General manufacturing was up 3.3 per cent, with most of the growth coming from the miscellaneous industries segment that rose 7.6 per cent on higher production of wearing apparel and batteries.
Food, beverage and tobacco grew 2.4 per cent due to higher production of beverage products. However, the printing sector fell 4.5 per cent.
Other clusters fared weaker.
Biomedical manufacturing output shrank 8.6 per cent, dragged down by pharmaceuticals, which slipped 16.7 per cent due to a different mix of active ingredients.
The medical technology industry grew 15.2 per cent on the back of higher export demand for medical devices, but transport engineering output fell 19 per cent.
The 36.2 per cent growth in the land segment, due to higher output of motor vehicle parts and accessories, was offset by the continued slump in marine and offshore engineering – down 13.1 per cent – and the aerospace sector, which fell 30.6 per cent.
The EDB said: “The levels of activity in the shipyards and aerospace firms remained low as new orders were adversely impacted by weak global oil and gas market and travel restrictions respectively.”
On a seasonally adjusted month-on-month basis, manufacturing output rose 4.6 per cent last month.
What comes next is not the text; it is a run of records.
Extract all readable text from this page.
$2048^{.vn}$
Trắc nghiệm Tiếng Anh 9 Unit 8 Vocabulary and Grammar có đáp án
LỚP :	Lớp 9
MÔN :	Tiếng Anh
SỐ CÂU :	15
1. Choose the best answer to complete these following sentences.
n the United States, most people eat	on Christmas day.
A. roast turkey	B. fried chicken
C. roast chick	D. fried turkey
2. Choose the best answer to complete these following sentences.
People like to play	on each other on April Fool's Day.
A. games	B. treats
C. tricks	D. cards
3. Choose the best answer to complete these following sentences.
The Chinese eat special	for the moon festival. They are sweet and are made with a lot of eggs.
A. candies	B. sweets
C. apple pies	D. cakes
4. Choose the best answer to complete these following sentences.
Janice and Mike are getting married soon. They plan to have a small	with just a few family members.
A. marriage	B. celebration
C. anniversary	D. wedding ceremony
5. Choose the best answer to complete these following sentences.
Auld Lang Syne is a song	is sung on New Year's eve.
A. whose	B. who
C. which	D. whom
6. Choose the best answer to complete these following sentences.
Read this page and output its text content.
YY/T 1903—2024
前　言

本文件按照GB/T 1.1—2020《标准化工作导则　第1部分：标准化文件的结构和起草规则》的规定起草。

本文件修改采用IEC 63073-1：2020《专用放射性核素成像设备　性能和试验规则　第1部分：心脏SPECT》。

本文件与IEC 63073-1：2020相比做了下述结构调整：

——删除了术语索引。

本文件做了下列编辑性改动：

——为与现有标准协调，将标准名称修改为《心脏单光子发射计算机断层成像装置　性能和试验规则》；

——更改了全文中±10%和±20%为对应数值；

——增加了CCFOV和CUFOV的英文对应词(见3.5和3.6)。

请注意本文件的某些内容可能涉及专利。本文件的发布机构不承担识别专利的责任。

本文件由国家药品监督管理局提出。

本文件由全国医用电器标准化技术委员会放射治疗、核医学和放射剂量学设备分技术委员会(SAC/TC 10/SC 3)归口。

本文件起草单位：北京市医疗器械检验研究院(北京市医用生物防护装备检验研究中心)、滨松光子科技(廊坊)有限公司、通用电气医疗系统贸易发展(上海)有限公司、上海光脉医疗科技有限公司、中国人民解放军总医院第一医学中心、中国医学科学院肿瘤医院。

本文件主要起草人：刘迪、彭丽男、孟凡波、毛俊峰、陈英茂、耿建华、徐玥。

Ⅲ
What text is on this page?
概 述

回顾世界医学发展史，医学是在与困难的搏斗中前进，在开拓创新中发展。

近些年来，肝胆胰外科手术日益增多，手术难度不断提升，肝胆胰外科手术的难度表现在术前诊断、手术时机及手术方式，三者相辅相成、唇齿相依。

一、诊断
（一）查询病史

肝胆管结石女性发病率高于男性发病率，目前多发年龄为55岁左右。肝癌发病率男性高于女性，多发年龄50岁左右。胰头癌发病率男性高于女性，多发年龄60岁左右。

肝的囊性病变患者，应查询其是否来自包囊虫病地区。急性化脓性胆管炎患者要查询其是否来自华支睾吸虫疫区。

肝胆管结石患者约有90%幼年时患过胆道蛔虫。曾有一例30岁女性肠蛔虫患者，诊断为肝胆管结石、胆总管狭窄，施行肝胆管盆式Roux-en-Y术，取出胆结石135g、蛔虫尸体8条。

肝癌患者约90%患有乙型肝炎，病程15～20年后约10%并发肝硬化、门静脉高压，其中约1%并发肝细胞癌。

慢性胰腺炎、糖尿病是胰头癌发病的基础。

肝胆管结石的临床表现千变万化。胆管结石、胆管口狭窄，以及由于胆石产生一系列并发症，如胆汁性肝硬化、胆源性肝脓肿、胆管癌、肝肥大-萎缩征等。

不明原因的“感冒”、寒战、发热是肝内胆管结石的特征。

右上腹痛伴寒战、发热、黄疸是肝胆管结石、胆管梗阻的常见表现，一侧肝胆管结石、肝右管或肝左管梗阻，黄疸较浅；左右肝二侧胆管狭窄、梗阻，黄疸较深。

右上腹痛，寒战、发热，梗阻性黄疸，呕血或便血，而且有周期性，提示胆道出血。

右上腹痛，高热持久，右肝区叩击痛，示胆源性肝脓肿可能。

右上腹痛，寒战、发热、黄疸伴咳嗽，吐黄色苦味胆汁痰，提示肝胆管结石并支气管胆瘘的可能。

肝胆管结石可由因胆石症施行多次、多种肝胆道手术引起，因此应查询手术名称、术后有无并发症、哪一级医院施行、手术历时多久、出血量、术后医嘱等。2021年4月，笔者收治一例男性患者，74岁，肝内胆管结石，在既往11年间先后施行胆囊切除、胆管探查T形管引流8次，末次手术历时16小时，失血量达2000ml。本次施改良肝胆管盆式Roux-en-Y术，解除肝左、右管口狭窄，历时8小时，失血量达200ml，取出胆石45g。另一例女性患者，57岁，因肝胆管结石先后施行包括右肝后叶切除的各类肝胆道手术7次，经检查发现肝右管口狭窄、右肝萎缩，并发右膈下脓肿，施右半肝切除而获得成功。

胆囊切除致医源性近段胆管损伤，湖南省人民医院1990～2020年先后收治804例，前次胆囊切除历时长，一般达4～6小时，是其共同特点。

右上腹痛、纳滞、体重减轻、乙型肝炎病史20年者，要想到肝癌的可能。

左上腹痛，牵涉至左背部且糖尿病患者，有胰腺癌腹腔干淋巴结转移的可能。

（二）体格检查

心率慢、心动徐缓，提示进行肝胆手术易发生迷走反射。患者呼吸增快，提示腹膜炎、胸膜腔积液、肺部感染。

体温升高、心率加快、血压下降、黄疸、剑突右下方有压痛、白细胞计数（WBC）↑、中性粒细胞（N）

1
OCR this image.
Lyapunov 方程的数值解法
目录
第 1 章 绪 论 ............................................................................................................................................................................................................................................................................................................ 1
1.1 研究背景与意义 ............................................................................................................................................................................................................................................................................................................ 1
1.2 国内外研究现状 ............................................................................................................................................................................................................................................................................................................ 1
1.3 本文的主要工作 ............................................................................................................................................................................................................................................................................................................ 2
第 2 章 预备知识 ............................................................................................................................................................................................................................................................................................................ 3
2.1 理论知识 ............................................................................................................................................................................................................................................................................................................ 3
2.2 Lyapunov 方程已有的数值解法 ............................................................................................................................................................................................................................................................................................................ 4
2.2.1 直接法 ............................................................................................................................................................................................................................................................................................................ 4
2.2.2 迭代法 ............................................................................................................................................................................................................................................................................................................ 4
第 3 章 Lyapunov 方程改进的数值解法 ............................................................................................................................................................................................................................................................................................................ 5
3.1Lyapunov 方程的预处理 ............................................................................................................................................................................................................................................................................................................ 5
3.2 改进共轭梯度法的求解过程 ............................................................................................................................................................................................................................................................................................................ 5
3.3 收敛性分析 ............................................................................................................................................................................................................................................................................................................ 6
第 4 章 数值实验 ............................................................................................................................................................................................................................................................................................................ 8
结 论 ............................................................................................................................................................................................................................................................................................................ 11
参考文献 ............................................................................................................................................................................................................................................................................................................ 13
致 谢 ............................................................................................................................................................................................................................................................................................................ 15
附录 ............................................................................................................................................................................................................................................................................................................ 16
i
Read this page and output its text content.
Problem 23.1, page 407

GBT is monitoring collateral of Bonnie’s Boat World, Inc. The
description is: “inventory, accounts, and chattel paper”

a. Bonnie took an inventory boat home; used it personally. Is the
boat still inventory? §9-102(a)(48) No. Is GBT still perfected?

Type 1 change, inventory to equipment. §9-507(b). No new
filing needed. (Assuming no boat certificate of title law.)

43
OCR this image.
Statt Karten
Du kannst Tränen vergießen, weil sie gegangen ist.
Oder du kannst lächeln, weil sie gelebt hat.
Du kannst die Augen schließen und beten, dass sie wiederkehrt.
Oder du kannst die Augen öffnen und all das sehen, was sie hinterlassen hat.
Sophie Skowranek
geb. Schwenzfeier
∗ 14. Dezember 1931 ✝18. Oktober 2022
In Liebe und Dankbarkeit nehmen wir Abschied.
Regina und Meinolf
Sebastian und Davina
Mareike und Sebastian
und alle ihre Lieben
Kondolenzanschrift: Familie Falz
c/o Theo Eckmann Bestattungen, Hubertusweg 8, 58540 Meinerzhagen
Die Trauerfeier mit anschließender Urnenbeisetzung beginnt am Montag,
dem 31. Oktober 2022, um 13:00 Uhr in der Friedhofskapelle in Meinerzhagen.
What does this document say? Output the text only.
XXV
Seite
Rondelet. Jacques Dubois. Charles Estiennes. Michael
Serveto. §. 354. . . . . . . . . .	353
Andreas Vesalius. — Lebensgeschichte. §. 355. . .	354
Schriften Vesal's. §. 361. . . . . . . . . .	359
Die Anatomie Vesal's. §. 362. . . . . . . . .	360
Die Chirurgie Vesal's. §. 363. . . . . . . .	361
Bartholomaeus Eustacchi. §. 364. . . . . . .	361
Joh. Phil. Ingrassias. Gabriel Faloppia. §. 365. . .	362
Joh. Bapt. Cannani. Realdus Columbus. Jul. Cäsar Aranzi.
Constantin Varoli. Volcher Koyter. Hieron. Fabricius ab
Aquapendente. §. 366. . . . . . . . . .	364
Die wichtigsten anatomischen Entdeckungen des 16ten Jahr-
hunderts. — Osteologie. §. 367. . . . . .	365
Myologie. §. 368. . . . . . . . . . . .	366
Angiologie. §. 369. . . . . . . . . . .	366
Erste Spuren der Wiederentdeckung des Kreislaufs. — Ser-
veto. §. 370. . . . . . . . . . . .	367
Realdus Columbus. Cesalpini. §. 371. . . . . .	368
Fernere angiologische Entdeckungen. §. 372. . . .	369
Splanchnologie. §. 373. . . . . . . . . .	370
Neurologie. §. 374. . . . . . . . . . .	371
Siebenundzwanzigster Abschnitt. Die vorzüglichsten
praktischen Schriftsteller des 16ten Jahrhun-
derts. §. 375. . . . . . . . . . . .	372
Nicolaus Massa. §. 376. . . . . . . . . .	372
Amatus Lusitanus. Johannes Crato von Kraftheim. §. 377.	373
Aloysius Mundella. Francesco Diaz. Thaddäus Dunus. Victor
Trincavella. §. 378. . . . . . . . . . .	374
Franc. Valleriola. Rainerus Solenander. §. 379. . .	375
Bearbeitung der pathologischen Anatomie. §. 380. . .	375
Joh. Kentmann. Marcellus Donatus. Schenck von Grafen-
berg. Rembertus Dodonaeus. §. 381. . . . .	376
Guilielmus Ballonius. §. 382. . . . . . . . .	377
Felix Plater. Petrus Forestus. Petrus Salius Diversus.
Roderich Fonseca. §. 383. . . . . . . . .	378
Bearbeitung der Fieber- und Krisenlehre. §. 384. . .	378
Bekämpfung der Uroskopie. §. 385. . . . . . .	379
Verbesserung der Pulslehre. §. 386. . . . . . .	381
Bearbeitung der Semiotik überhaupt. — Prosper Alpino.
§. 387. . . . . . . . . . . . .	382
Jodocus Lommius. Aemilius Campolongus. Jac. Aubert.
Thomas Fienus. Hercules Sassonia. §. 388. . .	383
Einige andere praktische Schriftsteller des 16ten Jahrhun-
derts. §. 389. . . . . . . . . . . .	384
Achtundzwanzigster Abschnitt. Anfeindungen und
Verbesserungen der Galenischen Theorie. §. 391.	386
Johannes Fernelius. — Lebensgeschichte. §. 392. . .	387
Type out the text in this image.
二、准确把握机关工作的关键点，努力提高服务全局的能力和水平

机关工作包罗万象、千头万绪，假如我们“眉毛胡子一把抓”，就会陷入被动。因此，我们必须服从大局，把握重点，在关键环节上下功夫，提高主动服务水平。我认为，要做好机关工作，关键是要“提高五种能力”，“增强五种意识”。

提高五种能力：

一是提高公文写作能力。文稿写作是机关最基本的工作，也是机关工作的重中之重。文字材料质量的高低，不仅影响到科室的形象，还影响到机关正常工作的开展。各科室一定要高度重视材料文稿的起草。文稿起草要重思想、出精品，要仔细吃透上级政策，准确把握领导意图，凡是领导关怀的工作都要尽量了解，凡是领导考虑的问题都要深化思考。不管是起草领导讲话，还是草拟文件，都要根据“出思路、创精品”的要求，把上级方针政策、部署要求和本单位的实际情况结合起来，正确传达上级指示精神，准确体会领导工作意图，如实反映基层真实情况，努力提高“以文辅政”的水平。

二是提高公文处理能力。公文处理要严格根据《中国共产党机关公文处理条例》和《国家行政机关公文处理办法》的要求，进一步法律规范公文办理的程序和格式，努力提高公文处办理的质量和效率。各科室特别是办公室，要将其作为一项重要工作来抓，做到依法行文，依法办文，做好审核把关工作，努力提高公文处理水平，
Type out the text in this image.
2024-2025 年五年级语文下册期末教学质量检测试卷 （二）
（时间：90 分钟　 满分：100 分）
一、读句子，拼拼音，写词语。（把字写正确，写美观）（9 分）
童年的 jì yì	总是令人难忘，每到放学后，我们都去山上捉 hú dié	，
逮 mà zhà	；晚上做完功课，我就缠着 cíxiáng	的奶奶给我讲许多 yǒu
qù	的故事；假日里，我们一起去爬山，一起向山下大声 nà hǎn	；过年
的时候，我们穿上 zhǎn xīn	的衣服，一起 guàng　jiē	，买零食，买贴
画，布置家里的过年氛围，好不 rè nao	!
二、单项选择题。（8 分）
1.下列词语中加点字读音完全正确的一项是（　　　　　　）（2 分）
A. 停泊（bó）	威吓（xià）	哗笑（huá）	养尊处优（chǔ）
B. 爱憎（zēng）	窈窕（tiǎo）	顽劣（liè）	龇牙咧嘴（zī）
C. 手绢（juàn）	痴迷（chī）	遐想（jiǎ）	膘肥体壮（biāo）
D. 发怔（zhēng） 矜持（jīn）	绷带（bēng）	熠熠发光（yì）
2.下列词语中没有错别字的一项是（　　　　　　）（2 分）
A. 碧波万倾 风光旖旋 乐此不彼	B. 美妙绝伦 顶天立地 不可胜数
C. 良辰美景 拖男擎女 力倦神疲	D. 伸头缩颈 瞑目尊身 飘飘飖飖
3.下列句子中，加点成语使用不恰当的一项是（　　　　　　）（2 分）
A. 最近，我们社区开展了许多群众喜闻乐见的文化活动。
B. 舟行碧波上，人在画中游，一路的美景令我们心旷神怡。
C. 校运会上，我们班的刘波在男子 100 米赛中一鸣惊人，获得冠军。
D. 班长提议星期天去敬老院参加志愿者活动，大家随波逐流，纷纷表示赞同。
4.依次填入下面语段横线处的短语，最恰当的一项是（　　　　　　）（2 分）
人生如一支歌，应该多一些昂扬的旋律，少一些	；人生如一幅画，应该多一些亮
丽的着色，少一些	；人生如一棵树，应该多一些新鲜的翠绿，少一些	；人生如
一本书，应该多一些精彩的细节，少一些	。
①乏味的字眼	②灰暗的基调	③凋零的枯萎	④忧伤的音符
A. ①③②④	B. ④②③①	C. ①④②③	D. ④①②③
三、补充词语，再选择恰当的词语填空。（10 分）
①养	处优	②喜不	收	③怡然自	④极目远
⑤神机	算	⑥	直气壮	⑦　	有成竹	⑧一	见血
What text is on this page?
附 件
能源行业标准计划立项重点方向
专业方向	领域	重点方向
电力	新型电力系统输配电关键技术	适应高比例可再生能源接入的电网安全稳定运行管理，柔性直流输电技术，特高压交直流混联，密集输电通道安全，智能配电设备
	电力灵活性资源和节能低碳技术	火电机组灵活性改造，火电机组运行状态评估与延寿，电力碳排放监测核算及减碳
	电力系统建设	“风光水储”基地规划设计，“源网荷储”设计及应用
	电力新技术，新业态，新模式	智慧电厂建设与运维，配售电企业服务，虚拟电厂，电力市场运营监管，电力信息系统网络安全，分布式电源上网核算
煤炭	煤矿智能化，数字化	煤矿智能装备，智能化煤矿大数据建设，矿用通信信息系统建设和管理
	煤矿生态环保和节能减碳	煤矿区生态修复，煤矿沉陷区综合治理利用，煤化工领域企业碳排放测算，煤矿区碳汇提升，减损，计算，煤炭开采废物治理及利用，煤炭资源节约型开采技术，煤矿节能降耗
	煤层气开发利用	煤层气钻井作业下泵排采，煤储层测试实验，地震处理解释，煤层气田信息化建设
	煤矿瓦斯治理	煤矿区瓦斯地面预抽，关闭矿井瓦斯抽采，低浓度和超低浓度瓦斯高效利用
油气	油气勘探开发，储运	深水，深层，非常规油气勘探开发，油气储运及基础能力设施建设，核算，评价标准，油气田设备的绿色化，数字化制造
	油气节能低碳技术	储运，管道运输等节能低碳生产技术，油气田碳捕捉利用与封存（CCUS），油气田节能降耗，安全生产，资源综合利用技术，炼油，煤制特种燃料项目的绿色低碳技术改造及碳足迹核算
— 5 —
Excluding biomedical manufacturing, output fell 1.1 per cent.
UOB economist Barnabas Gan said sectors that had previously seen a full-year contraction, such as transport engineering and general manufacturing, could revert to positive growth on the back of economic recovery this year amid potentially higher oil prices.
“Singapore, being a trade-reliant economy, will also benefit from the expected recovery in the global external environment as domestic manufacturers gear up to meet the uptick in international demand,” he added.